RESULTADOS: Foram avaliados 58 pacientes, sendo 81,0% do sexo feminino, com médias de idade de 61,0 anos, de início da asma aos 17,4 anos e de tempo de doença de 43,6 anos. A média de CI foi de 1682,8 µg/dia, e a média de IgE sérica total do grupo foi de 398,9 UI/mL. A IgE específica para aeroalérgenos estava positiva em 40 pacientes (69%), sendo 85% destes pacientes sensibilizados para ácaros. A média do cortisol sérico foi de 5,6 µg/dL, e dos EoP de 252,1 cel/mm3. Neste estudo não foi observada correlação entre a dose de CI e o cortisol sérico. Entretanto, 41,4% dos pacientes apresentaram EoP < 150 cel/mm3, e houve uma correlação inversa significante entre as doses de CI e os níveis de EoP, (p = 0,011 r2 = 0,11), ou seja, quanto maior a dose de CI, menor o nível de EoP.
CONCLUSÕES: A GINA 2019 recomenda o uso de anticorpos monoclonais (mAbs), no step 5, direcionados pelo fenótipo de asma.
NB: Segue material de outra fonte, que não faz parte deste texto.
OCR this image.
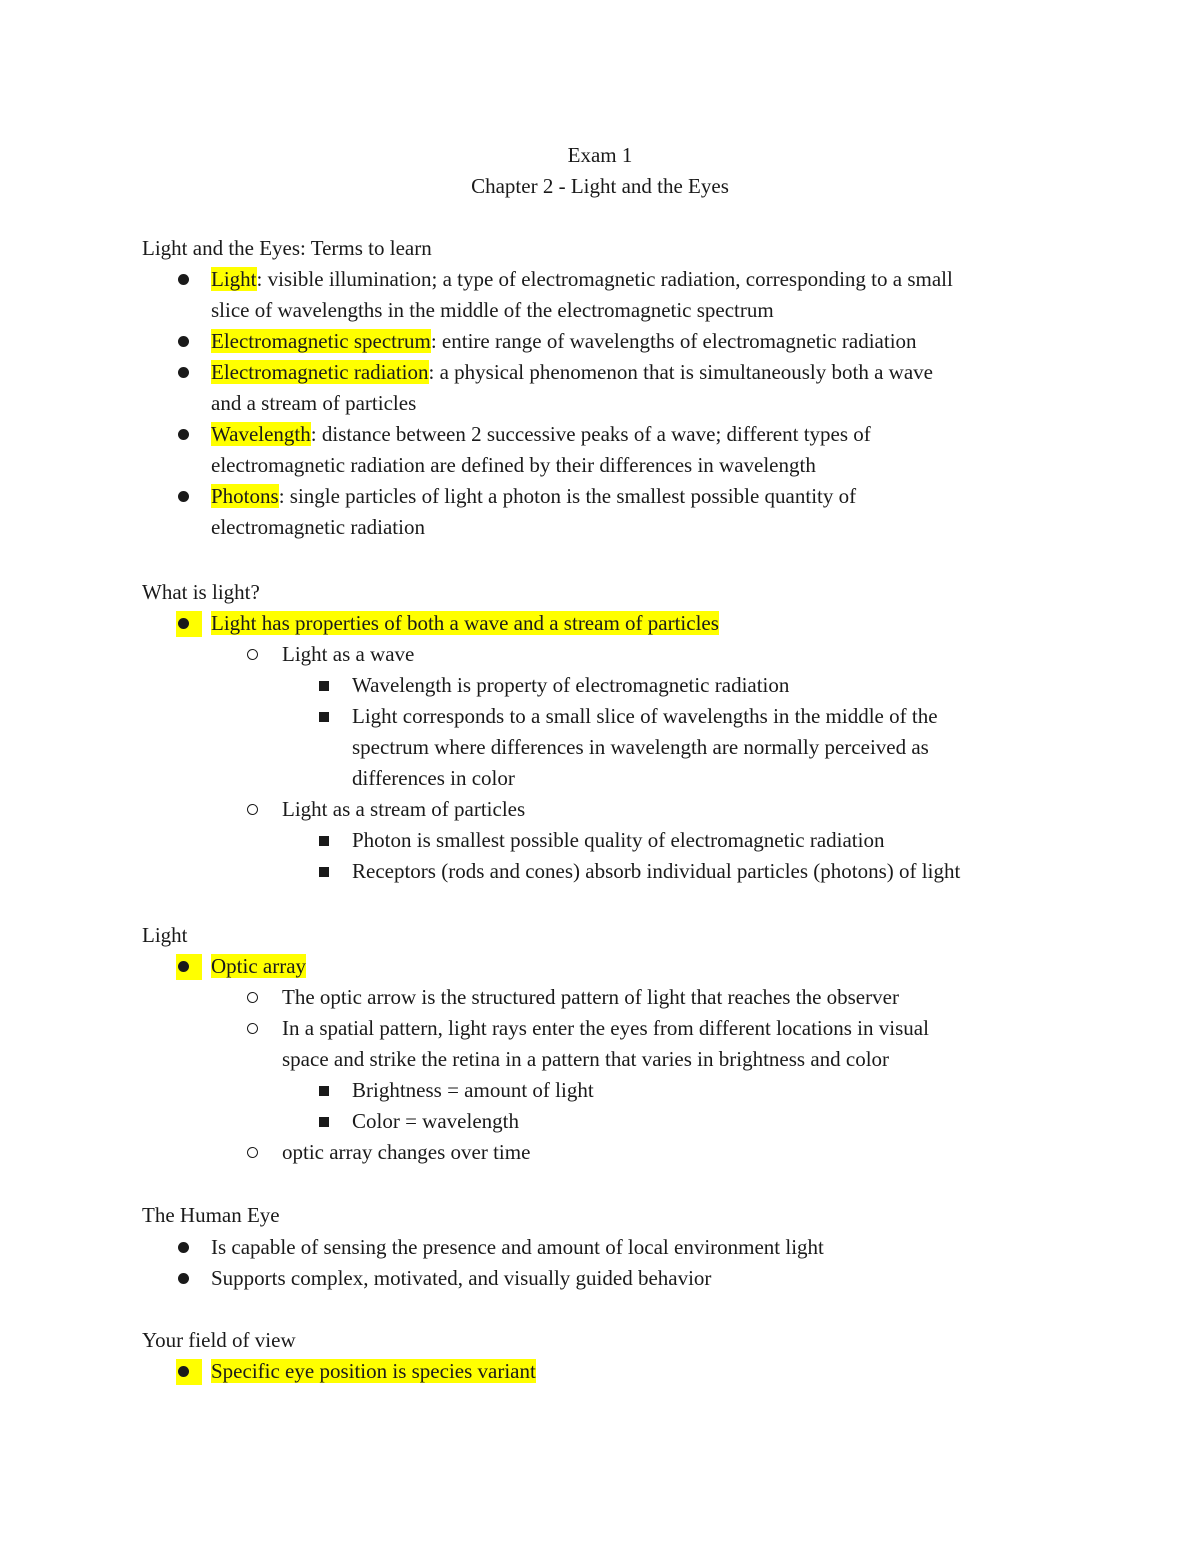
Exam 1
Chapter 2 - Light and the Eyes
Light and the Eyes: Terms to learn
Light: visible illumination; a type of electromagnetic radiation, corresponding to a small
slice of wavelengths in the middle of the electromagnetic spectrum
Electromagnetic spectrum: entire range of wavelengths of electromagnetic radiation
Electromagnetic radiation: a physical phenomenon that is simultaneously both a wave
and a stream of particles
Wavelength: distance between 2 successive peaks of a wave; different types of
electromagnetic radiation are defined by their differences in wavelength
Photons: single particles of light a photon is the smallest possible quantity of
electromagnetic radiation
What is light?
Light has properties of both a wave and a stream of particles
Light as a wave
Wavelength is property of electromagnetic radiation
Light corresponds to a small slice of wavelengths in the middle of the
spectrum where differences in wavelength are normally perceived as
differences in color
Light as a stream of particles
Photon is smallest possible quality of electromagnetic radiation
Receptors (rods and cones) absorb individual particles (photons) of light
Light
Optic array
The optic arrow is the structured pattern of light that reaches the observer
In a spatial pattern, light rays enter the eyes from different locations in visual
space and strike the retina in a pattern that varies in brightness and color
Brightness = amount of light
Color = wavelength
optic array changes over time
The Human Eye
Is capable of sensing the presence and amount of local environment light
Supports complex, motivated, and visually guided behavior
Your field of view
Specific eye position is species variant
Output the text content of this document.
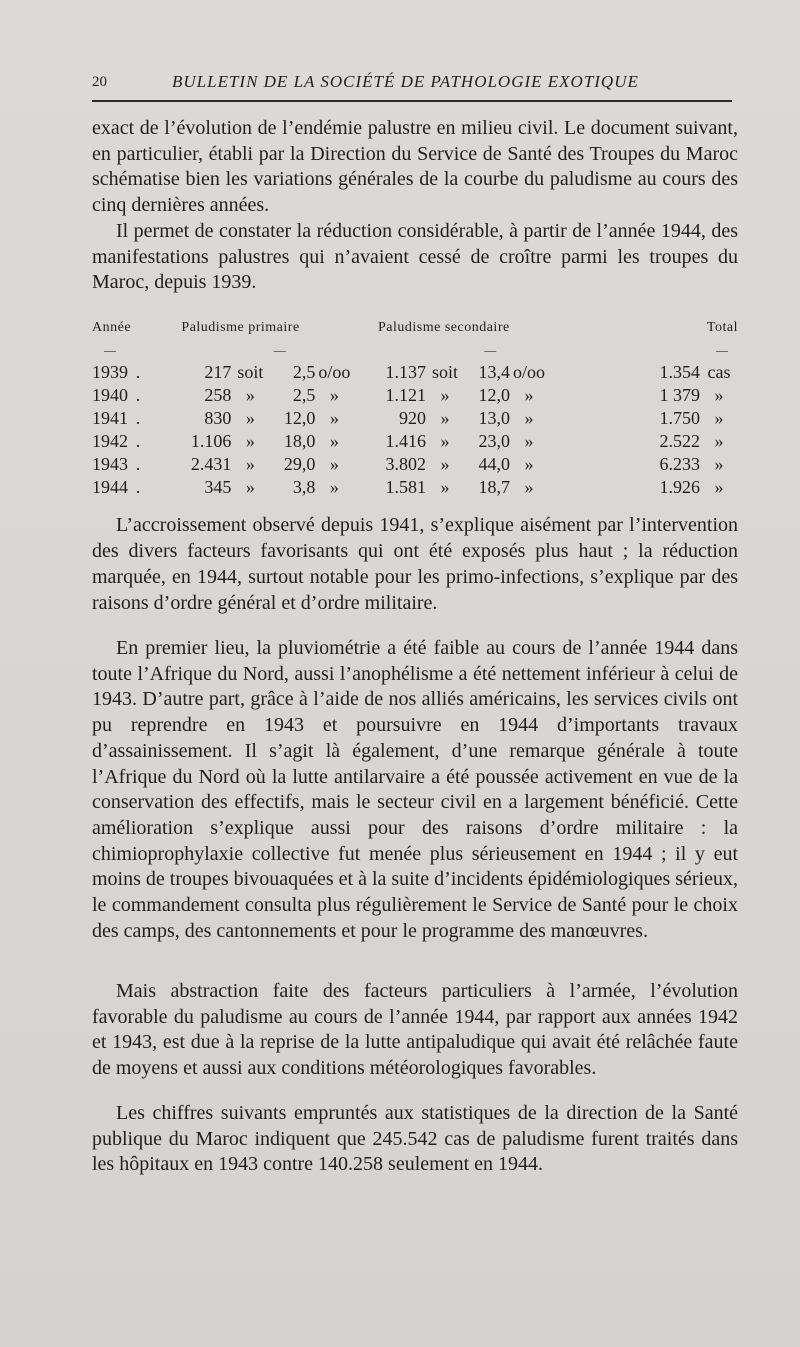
20	BULLETIN DE LA SOCIÉTÉ DE PATHOLOGIE EXOTIQUE

exact de l’évolution de l’endémie palustre en milieu civil. Le document suivant, en particulier, établi par la Direction du Service de Santé des Troupes du Maroc schématise bien les variations générales de la courbe du paludisme au cours des cinq dernières années.

Il permet de constater la réduction considérable, à partir de l’année 1944, des manifestations palustres qui n’avaient cessé de croître parmi les troupes du Maroc, depuis 1939.

Année	Paludisme primaire	Paludisme secondaire	Total
—	—	—	—
1939 .	217 soit 2,5 o/oo	1.137 soit 13,4 o/oo	1.354 cas
1940 .	258 » 2,5 »	1.121 » 12,0 »	1 379 »
1941 .	830 » 12,0 »	920 » 13,0 »	1.750 »
1942 .	1.106 » 18,0 »	1.416 » 23,0 »	2.522 »
1943 .	2.431 » 29,0 »	3.802 » 44,0 »	6.233 »
1944 .	345 » 3,8 »	1.581 » 18,7 »	1.926 »

L’accroissement observé depuis 1941, s’explique aisément par l’intervention des divers facteurs favorisants qui ont été exposés plus haut ; la réduction marquée, en 1944, surtout notable pour les primo-infections, s’explique par des raisons d’ordre général et d’ordre militaire.

En premier lieu, la pluviométrie a été faible au cours de l’année 1944 dans toute l’Afrique du Nord, aussi l’anophélisme a été nettement inférieur à celui de 1943. D’autre part, grâce à l’aide de nos alliés américains, les services civils ont pu reprendre en 1943 et poursuivre en 1944 d’importants travaux d’assainissement. Il s’agit là également, d’une remarque générale à toute l’Afrique du Nord où la lutte antilarvaire a été poussée activement en vue de la conservation des effectifs, mais le secteur civil en a largement bénéficié. Cette amélioration s’explique aussi pour des raisons d’ordre militaire : la chimioprophylaxie collective fut menée plus sérieusement en 1944 ; il y eut moins de troupes bivouaquées et à la suite d’incidents épidémiologiques sérieux, le commandement consulta plus régulièrement le Service de Santé pour le choix des camps, des cantonnements et pour le programme des manœuvres.

Mais abstraction faite des facteurs particuliers à l’armée, l’évolution favorable du paludisme au cours de l’année 1944, par rapport aux années 1942 et 1943, est due à la reprise de la lutte antipaludique qui avait été relâchée faute de moyens et aussi aux conditions météorologiques favorables.

Les chiffres suivants empruntés aux statistiques de la direction de la Santé publique du Maroc indiquent que 245.542 cas de paludisme furent traités dans les hôpitaux en 1943 contre 140.258 seulement en 1944.
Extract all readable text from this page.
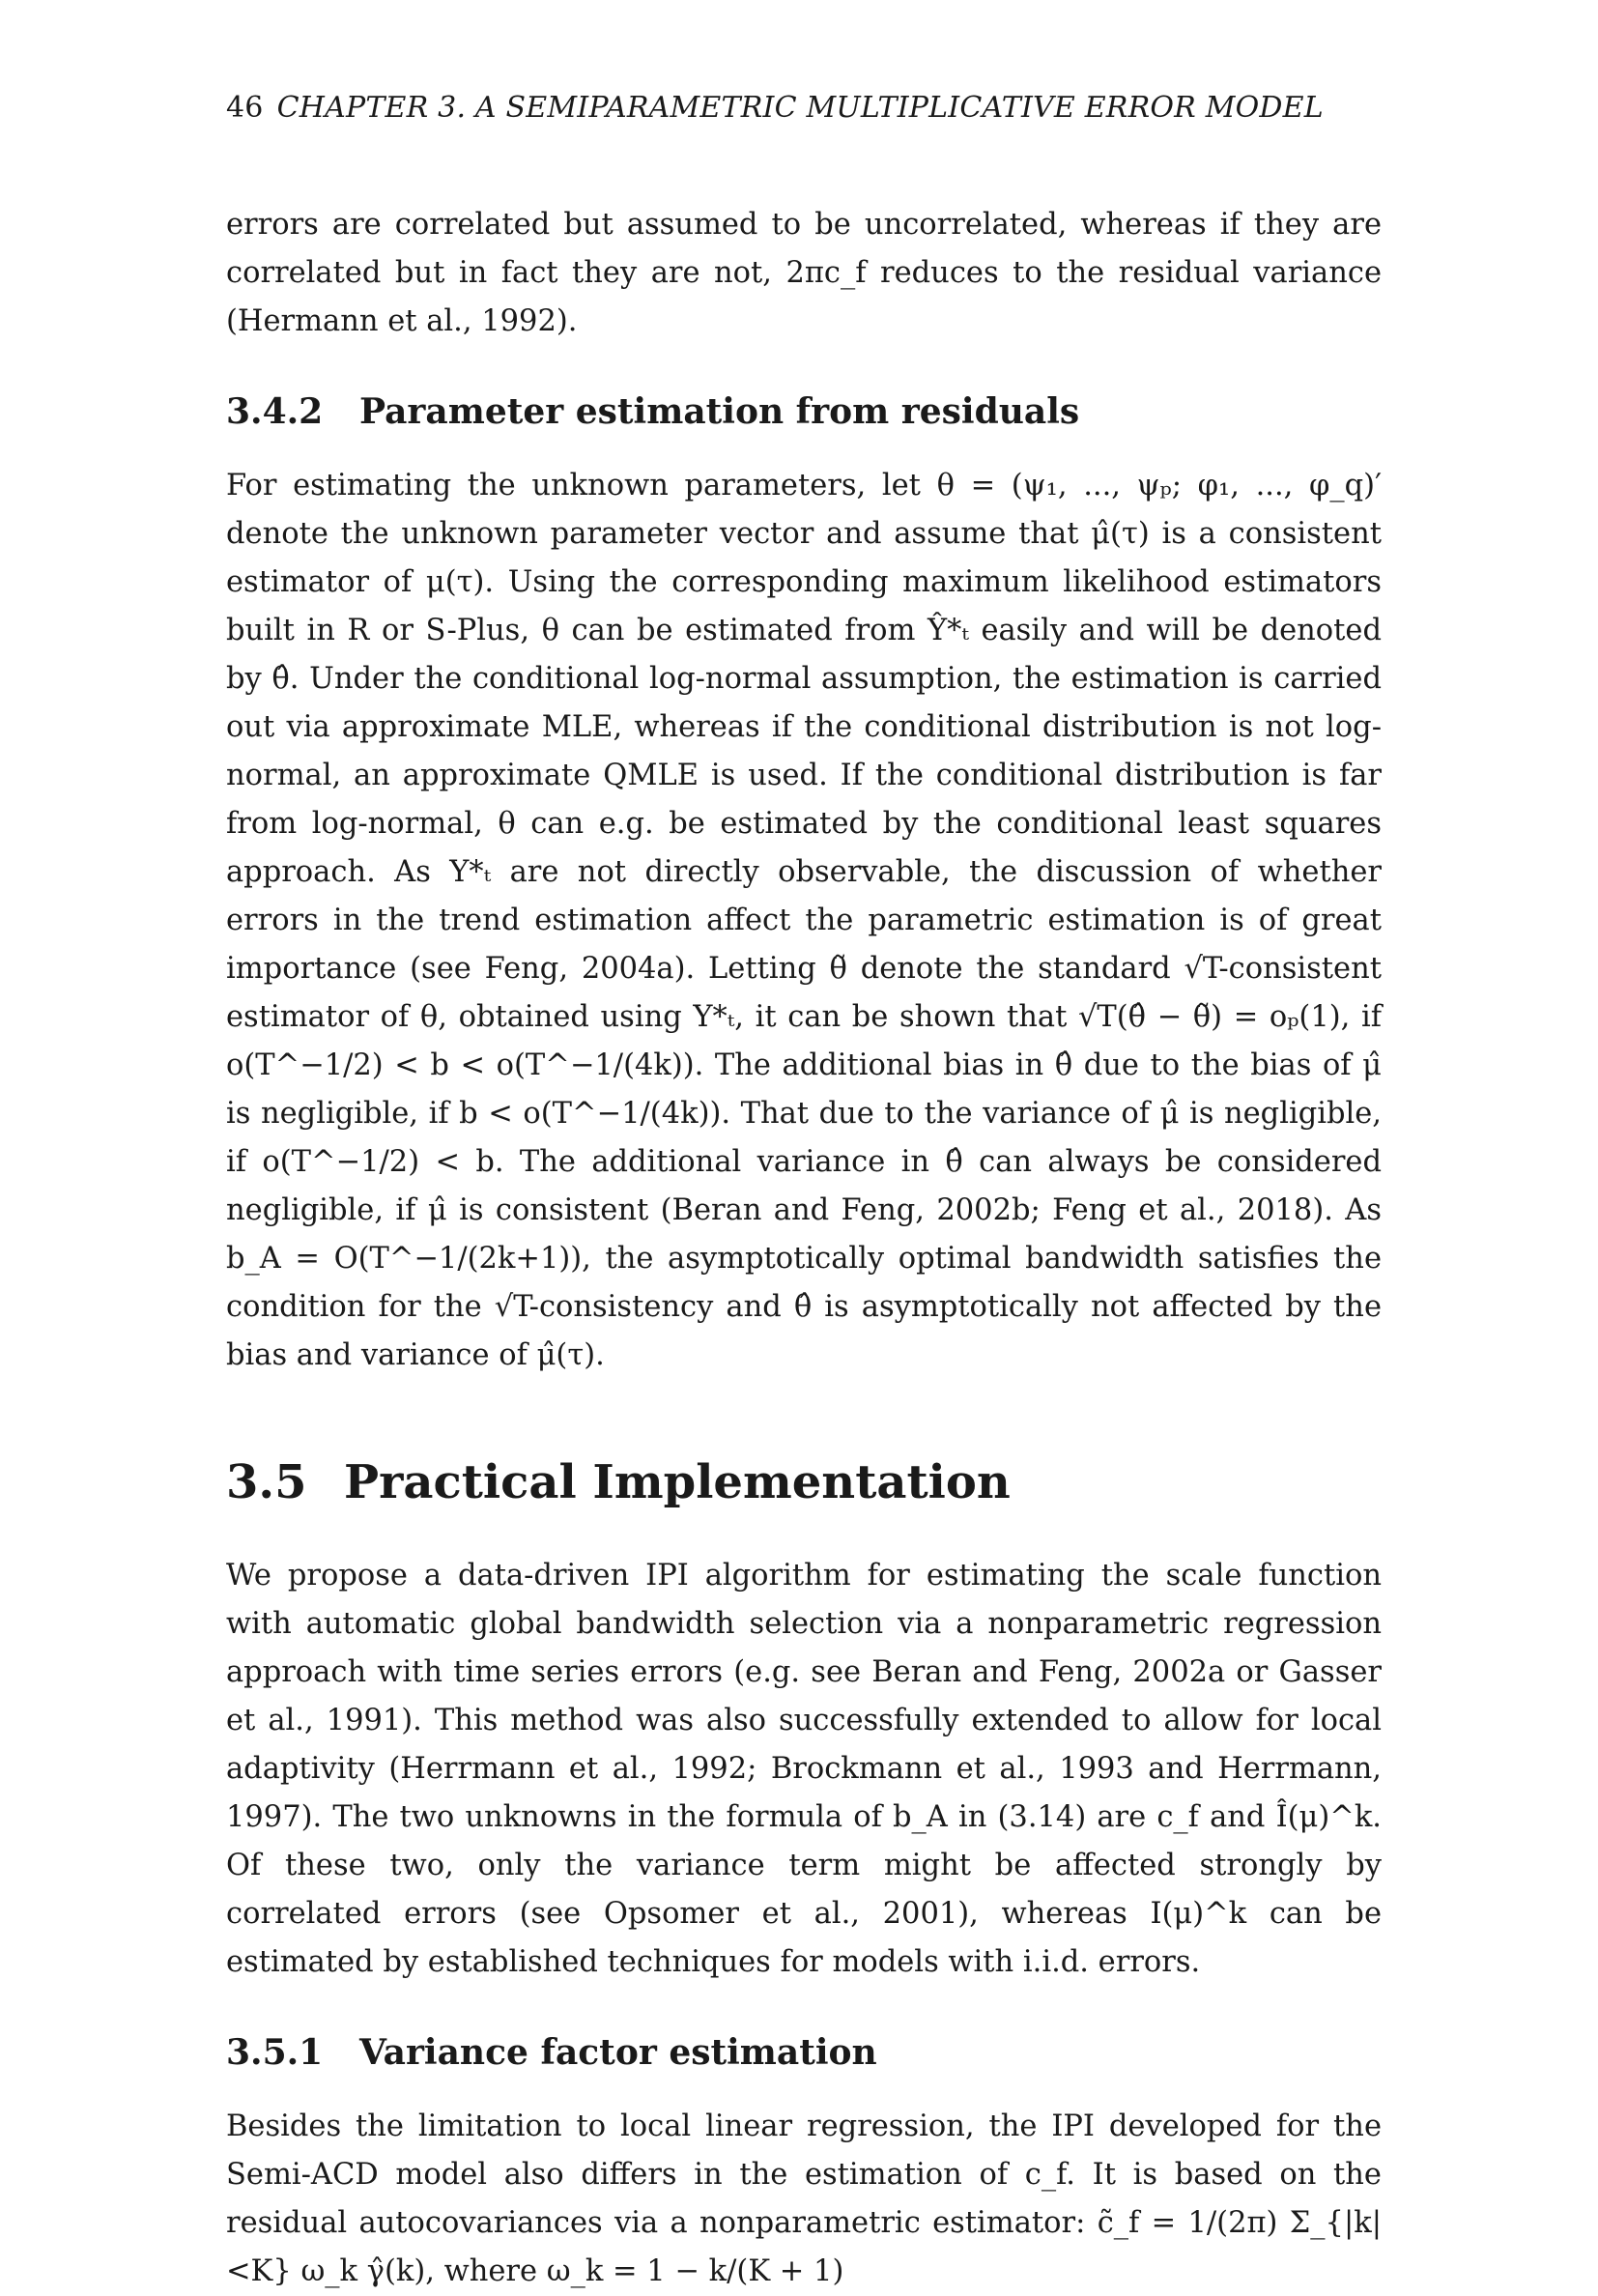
46 CHAPTER 3. A SEMIPARAMETRIC MULTIPLICATIVE ERROR MODEL

errors are correlated but assumed to be uncorrelated, whereas if they are correlated but in fact they are not, 2πc_f reduces to the residual variance (Hermann et al., 1992).

3.4.2	Parameter estimation from residuals

For estimating the unknown parameters, let θ = (ψ₁, ..., ψₚ; φ₁, ..., φ_q)′ denote the unknown parameter vector and assume that μ̂(τ) is a consistent estimator of μ(τ). Using the corresponding maximum likelihood estimators built in R or S-Plus, θ can be estimated from Ŷ*ₜ easily and will be denoted by θ̂. Under the conditional log-normal assumption, the estimation is carried out via approximate MLE, whereas if the conditional distribution is not log-normal, an approximate QMLE is used. If the conditional distribution is far from log-normal, θ can e.g. be estimated by the conditional least squares approach. As Y*ₜ are not directly observable, the discussion of whether errors in the trend estimation affect the parametric estimation is of great importance (see Feng, 2004a). Letting θ̃ denote the standard √T-consistent estimator of θ, obtained using Y*ₜ, it can be shown that √T(θ̂ − θ̃) = oₚ(1), if o(T^−1/2) < b < o(T^−1/(4k)). The additional bias in θ̂ due to the bias of μ̂ is negligible, if b < o(T^−1/(4k)). That due to the variance of μ̂ is negligible, if o(T^−1/2) < b. The additional variance in θ̂ can always be considered negligible, if μ̂ is consistent (Beran and Feng, 2002b; Feng et al., 2018). As b_A = O(T^−1/(2k+1)), the asymptotically optimal bandwidth satisfies the condition for the √T-consistency and θ̂ is asymptotically not affected by the bias and variance of μ̂(τ).

3.5 Practical Implementation

We propose a data-driven IPI algorithm for estimating the scale function with automatic global bandwidth selection via a nonparametric regression approach with time series errors (e.g. see Beran and Feng, 2002a or Gasser et al., 1991). This method was also successfully extended to allow for local adaptivity (Herrmann et al., 1992; Brockmann et al., 1993 and Herrmann, 1997). The two unknowns in the formula of b_A in (3.14) are c_f and Î(μ)^k. Of these two, only the variance term might be affected strongly by correlated errors (see Opsomer et al., 2001), whereas I(μ)^k can be estimated by established techniques for models with i.i.d. errors.

3.5.1	Variance factor estimation

Besides the limitation to local linear regression, the IPI developed for the Semi-ACD model also differs in the estimation of c_f. It is based on the residual autocovariances via a nonparametric estimator: c̃_f = 1/(2π) Σ_{|k|<K} ω_k γ̂(k), where ω_k = 1 − k/(K + 1)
Alguns destes mAbs incluem como critério de tratamento os EoP acima de 150 ou 300 cel/mm3. Neste estudo, o CI em doses elevadas estava relacionado a níveis mais baixos de EoP, portanto, alguns pacientes em uso de doses elevadas de CI poderiam apresentar EoP reduzida pelo uso de CI, interferindo na recomendação de alguns mAbs.
Descritores: Corticoide inalado, eosinófilos periféricos, asma, cortisol sérico, anticorpos monoclonais.
INTRODUÇÃO
A asma é uma doença heterogênea, geralmente caracterizada por inflamação crônica das vias aéreas. É definida pela história de sintomas respiratórios, como sibilância, dispneia, opressão torácica e tosse, que variam ao longo do tempo e em intensidade, juntamente com uma limitação variável ao fluxo expiratório. A limitação do fluxo de ar pode, posteriormente, se tornar persistente1.
É uma doença respiratória crônica comum que afeta de 1 a 18% da população em diferentes países1. Calcula-se que entre 10 a 20% dos pacientes com asma apresentem sintomas persistentes graves, apesar de um plano terapêutico adequado2-4.
A presença de eosinófilos na inflamação brôn-quica da asma é reconhecida há muitos anos, sendo a asma eosinofílica um fenótipo comum que geralmente responde à terapia com corticosteroides. A inflamação eosinofílica das vias aéreas parece estar intimamente relacionada ao risco de exacerbações graves e perda do controle da asma. Pacientes asmáticos com contagem de eosinófilos periféricos (EoP) maior que 400 cel/mm3 apresentam exacerbações mais graves, e têm pior controle da doença5. Altos níveis de eosinófilos no escarro estão associados à maior frequência de asma não controlada, asma mais grave e exacerbações mais frequentes6. A asma eosinofílica alérgica representa 60% dos casos de asma, e a asma eosinofílica não alérgica, 25 a 30%7.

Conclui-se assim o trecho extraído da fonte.